To the assessment of the performance of a decoder, the uncertainty of decoding outcome as well as the error rate is crucial. This uncertainty measures how robust the decision made by a decoder is regarding the information inferred from neuronal activity. Our proposed decoder exhibited a significantly low error rate and small uncertainty in the first case study (see Figure 3). However, it generated significantly larger uncertainty than the conventional maximum entropy decoder in the second case study despite its lower error rate (Figure 5). We speculate that such larger uncertainty may be due to model complexity in our decoder. More complex decoding procedure in our model includes uniformly distributed transition probabilities that may in turn equalize prior probabilities of individual stimuli, thus increasing uncertainty of a decoded stimulus. However, it may not be solely the result of model structure because the proposed decoder could also reduce uncertainty in the first case. Consequently, we suspect that increased uncertainty in the second case may indicate a particular outcome resulting from specific data properties, which need further investigation in the future.

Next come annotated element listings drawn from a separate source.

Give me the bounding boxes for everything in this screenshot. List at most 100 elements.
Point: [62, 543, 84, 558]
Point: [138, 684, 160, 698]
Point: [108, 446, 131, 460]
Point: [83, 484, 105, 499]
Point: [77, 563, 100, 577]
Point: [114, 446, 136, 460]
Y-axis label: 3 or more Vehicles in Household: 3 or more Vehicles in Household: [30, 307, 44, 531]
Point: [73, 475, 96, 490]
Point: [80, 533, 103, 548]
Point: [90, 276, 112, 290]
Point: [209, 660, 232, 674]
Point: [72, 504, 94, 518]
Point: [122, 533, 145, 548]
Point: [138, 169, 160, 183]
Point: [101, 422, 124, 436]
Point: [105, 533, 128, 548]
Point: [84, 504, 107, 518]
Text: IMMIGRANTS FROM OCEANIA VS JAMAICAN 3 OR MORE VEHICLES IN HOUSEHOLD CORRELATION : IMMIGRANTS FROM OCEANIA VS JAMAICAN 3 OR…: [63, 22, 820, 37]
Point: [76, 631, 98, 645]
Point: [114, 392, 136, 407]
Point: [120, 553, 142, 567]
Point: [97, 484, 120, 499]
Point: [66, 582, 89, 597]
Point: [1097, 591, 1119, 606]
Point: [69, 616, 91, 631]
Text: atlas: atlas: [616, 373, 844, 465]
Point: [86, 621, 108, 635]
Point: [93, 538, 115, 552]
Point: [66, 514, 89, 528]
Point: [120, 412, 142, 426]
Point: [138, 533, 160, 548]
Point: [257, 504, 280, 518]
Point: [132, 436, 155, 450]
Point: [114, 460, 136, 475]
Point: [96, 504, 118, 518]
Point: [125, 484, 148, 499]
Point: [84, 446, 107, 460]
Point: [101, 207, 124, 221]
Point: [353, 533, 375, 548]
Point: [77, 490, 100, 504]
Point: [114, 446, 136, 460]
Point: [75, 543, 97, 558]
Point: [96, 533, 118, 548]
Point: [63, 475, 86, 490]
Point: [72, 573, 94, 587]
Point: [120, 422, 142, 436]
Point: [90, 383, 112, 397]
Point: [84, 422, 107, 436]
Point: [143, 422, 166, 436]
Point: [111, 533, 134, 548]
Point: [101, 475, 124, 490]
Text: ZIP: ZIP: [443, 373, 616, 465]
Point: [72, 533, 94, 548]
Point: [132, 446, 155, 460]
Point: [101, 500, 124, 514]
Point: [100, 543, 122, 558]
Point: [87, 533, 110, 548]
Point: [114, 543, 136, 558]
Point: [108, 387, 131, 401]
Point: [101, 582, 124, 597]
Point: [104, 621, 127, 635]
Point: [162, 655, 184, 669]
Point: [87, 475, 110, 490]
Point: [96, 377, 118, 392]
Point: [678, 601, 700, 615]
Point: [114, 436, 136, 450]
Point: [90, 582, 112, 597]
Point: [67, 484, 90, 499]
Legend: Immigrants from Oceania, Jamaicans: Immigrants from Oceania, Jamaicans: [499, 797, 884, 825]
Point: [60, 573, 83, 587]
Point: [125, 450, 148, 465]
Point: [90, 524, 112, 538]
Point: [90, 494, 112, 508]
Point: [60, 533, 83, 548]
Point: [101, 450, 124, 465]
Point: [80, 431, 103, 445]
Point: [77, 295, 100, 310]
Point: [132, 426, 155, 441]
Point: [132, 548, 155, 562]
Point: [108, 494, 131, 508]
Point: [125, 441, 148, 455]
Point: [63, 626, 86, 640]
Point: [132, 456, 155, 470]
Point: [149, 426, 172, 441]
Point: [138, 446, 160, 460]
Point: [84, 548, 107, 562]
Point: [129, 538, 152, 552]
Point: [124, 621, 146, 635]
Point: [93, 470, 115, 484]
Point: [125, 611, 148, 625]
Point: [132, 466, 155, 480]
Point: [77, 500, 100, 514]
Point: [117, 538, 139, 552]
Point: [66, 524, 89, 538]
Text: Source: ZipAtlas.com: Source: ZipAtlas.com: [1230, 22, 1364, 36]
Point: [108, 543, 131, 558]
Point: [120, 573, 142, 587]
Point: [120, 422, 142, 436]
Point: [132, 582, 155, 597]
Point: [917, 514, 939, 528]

Yet, we also recognize that there is plenty of room to improve in our model. In particular, more rigorous ways of obtaining information about neural dynamics may be necessary. For instance, our method to estimate stabilized states of a neuronal ensemble may be suboptimal to many different real data. Also, we need to apply our decoder to ensemble data from many different brain regions to generalize it further. Finally, continuous efforts to reduce computational loads in the proposed decoder will be required.

4. Conclusions

A number of methods have been continuously developed to decode neuronal ensemble activity. The design of decoding models draws upon the properties of a target brain region, a recording technique, neural signals, and the objectives of decoding. Among them, the maximum entropy decoding method takes into account correlations between neurons as well as firing rates of individual neurons. In particular, it produces good decoding performance when there exist marginal but clear interactions between neurons. However, the current maximum entropy decoder does not capture time-varying characteristics of neuronal ensemble activity, which often deliver essential information about underlying brain functions. Hence, the present study addresses this issue by developing a novel decoder that incorporates dynamical properties of a neuronal ensemble in the model while maintains the key functions of the maximum entropy decoder. We demonstrate that more information can be successfully decoded using the proposed decoder compared to the conventional maximum entropy decoder.

Conflict of Interests

The authors declare that there is no conflict of interests regarding the publication of this paper.

Acknowledgments

This work was partly supported by the Components and Materials Technology Development Program (10043826) funded by the Korean Ministry of Trade, Industry, and Energy (Jinsoo Kim, Sung-Phil Kim) and the Technological Innovation R&D program (S2087577) funded by the Small and Medium Business Administration of Korea (Sung-Phil Kim). Also, Jee Hyun Choi was being supported by the Global Frontier R&D Program funded by the National Research Foundation of Korea Grant (no. 2011-0031525) (Jee Hyun Choi).